L'egocentrismo si rivela soprattutto quando la persona che abbiamo di fronte utilizzata insistentemente il termine "io". Ascoltiamo attentamente i discorsi o leggiamo in quest'ottica i post o i messaggi degli altri e scopriremo quanto sia diffusa questa forma di “comunicazione”. Se siamo soliti iniziare una frase con “io”, probabilmente il nostro egocentrismo ha la meglio su di noi. Lo si nota anche dal fatto che in queste conversazioni i soggetti insistono imperterriti nel loro ragionamento o ritornano spesso su un discorso interrotto in precedenza, incuranti delle parole degli altrui.

Più sei egocentrico più il linguaggio che utilizzi lo renderà evidente, soprattutto in caso di stress o situazioni di grande euforia, ovvero quando dimentichi di controllarti. Sì perché la maggior parte di noi sa di esserlo, ma non lo vuole mostrare, contenendosi il più possibile, anche perché nella vita non sopportiamo chi parla solo di se stesso e continua a vantarsi (anche tra le righe).

Come ci si libera da questo brutto modo di essere? Beh, come spesso accade, per un cambiamento importante serve un evento forte, che solitamente legato all'esperienza diretta. Un po' come quando inizi a viaggiare e conosci persone diverse, luoghi nuovi e fai esperienze inattese, scoprendo che fino a quel momento non avevi capito niente. Pensavi di sapere, di aver visto tutto, ma non sapevi un bel niente. Beata ignoranza.

E così è stata l'esperienza (diretta) della nascita di mia figlia, una cosa nuova che mi ha fatto improvvisamente comprendere di essere un egocentrico come tutti. Fino a quel momento non avevo idea di cosa significasse preoccuparsi veramente degli altri, ed è per questo che per molti la nascita di un figlio equivale ad un vero e proprio trauma. Nell'arco di qualche minuto passi dal centro del mondo all'angolo più remoto della galassia. Ora, prima ti devi preoccupare che tutto sia a posto per lui/lei, poi, dopo, se avanza tempo, arrivi tu. Non a caso chi è particolarmente egocentrico non sopporta i bambini.

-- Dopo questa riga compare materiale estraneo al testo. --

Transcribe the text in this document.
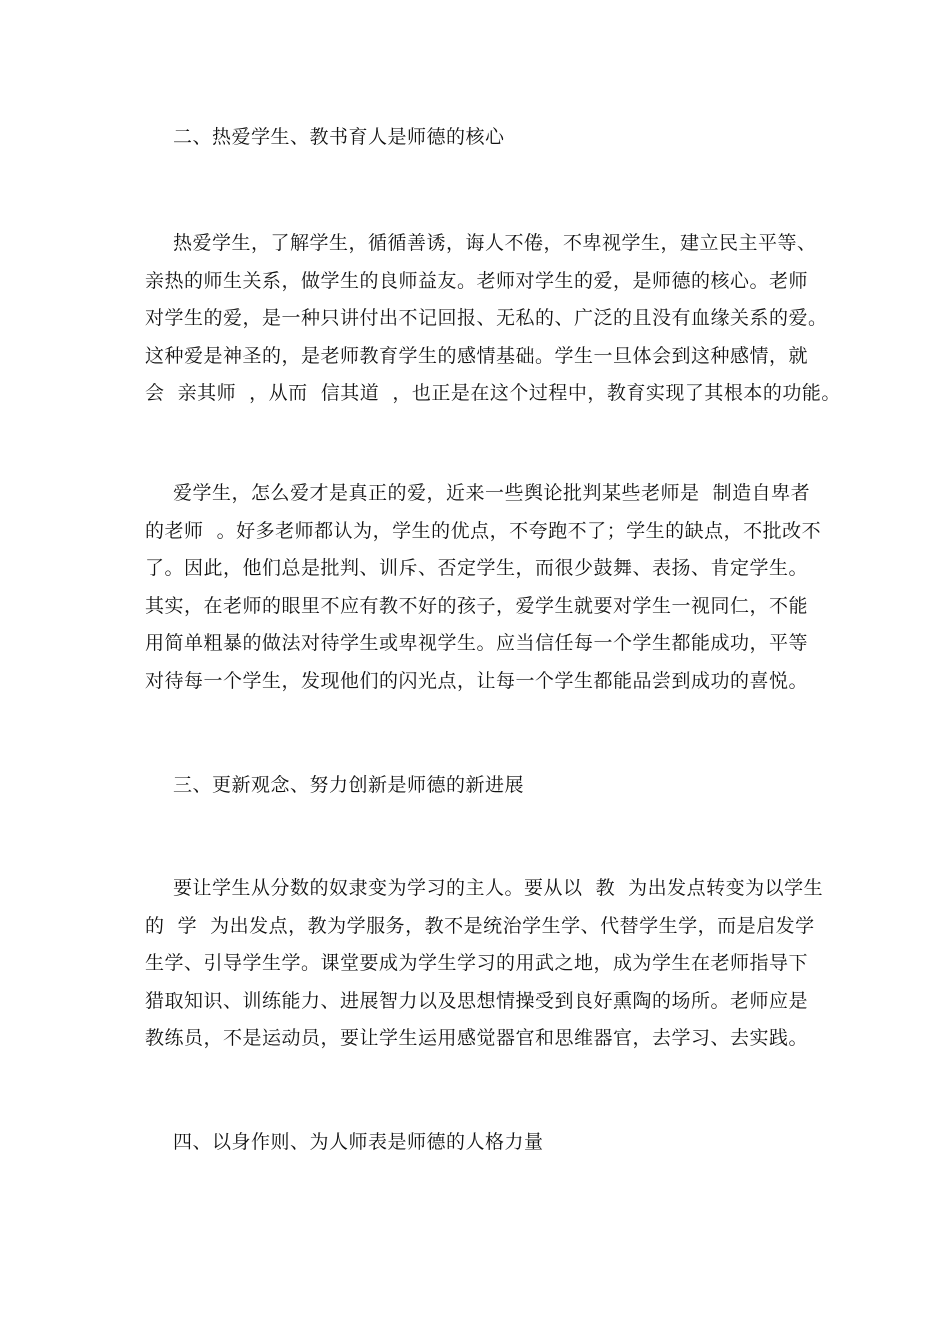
二、热爱学生、教书育人是师德的核心
热爱学生，了解学生，循循善诱，诲人不倦，不卑视学生，建立民主平等、
亲热的师生关系，做学生的良师益友。老师对学生的爱，是师德的核心。老师
对学生的爱，是一种只讲付出不记回报、无私的、广泛的且没有血缘关系的爱。
这种爱是神圣的，是老师教育学生的感情基础。学生一旦体会到这种感情，就
会  亲其师  ，从而  信其道  ，也正是在这个过程中，教育实现了其根本的功能。
爱学生，怎么爱才是真正的爱，近来一些舆论批判某些老师是  制造自卑者
的老师  。好多老师都认为，学生的优点，不夸跑不了；学生的缺点，不批改不
了。因此，他们总是批判、训斥、否定学生，而很少鼓舞、表扬、肯定学生。
其实，在老师的眼里不应有教不好的孩子，爱学生就要对学生一视同仁，不能
用简单粗暴的做法对待学生或卑视学生。应当信任每一个学生都能成功，平等
对待每一个学生，发现他们的闪光点，让每一个学生都能品尝到成功的喜悦。
三、更新观念、努力创新是师德的新进展
要让学生从分数的奴隶变为学习的主人。要从以  教  为出发点转变为以学生
的  学  为出发点，教为学服务，教不是统治学生学、代替学生学，而是启发学
生学、引导学生学。课堂要成为学生学习的用武之地，成为学生在老师指导下
猎取知识、训练能力、进展智力以及思想情操受到良好熏陶的场所。老师应是
教练员，不是运动员，要让学生运用感觉器官和思维器官，去学习、去实践。
四、以身作则、为人师表是师德的人格力量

Non voglio narrare di quanto sia meraviglioso e allo stesso tempo complicato crescere una piccola creatura, quanti pianti, quanto stupore e quanta fatica comporti, voglio raccontare cosa si può imparare da un evento così importante. Poche cose, al mondo, come le nascita di un figlio ti insegnano chi è veramente “l'altro” e cosa significhi preoccuparsene. Fino a quel momento difficilmente lo comprendi, anzi spesso giudichi i genitori pur non avendone mai incarnato il ruolo, ed è un vero peccato, perché questo ci impedisce di crescere.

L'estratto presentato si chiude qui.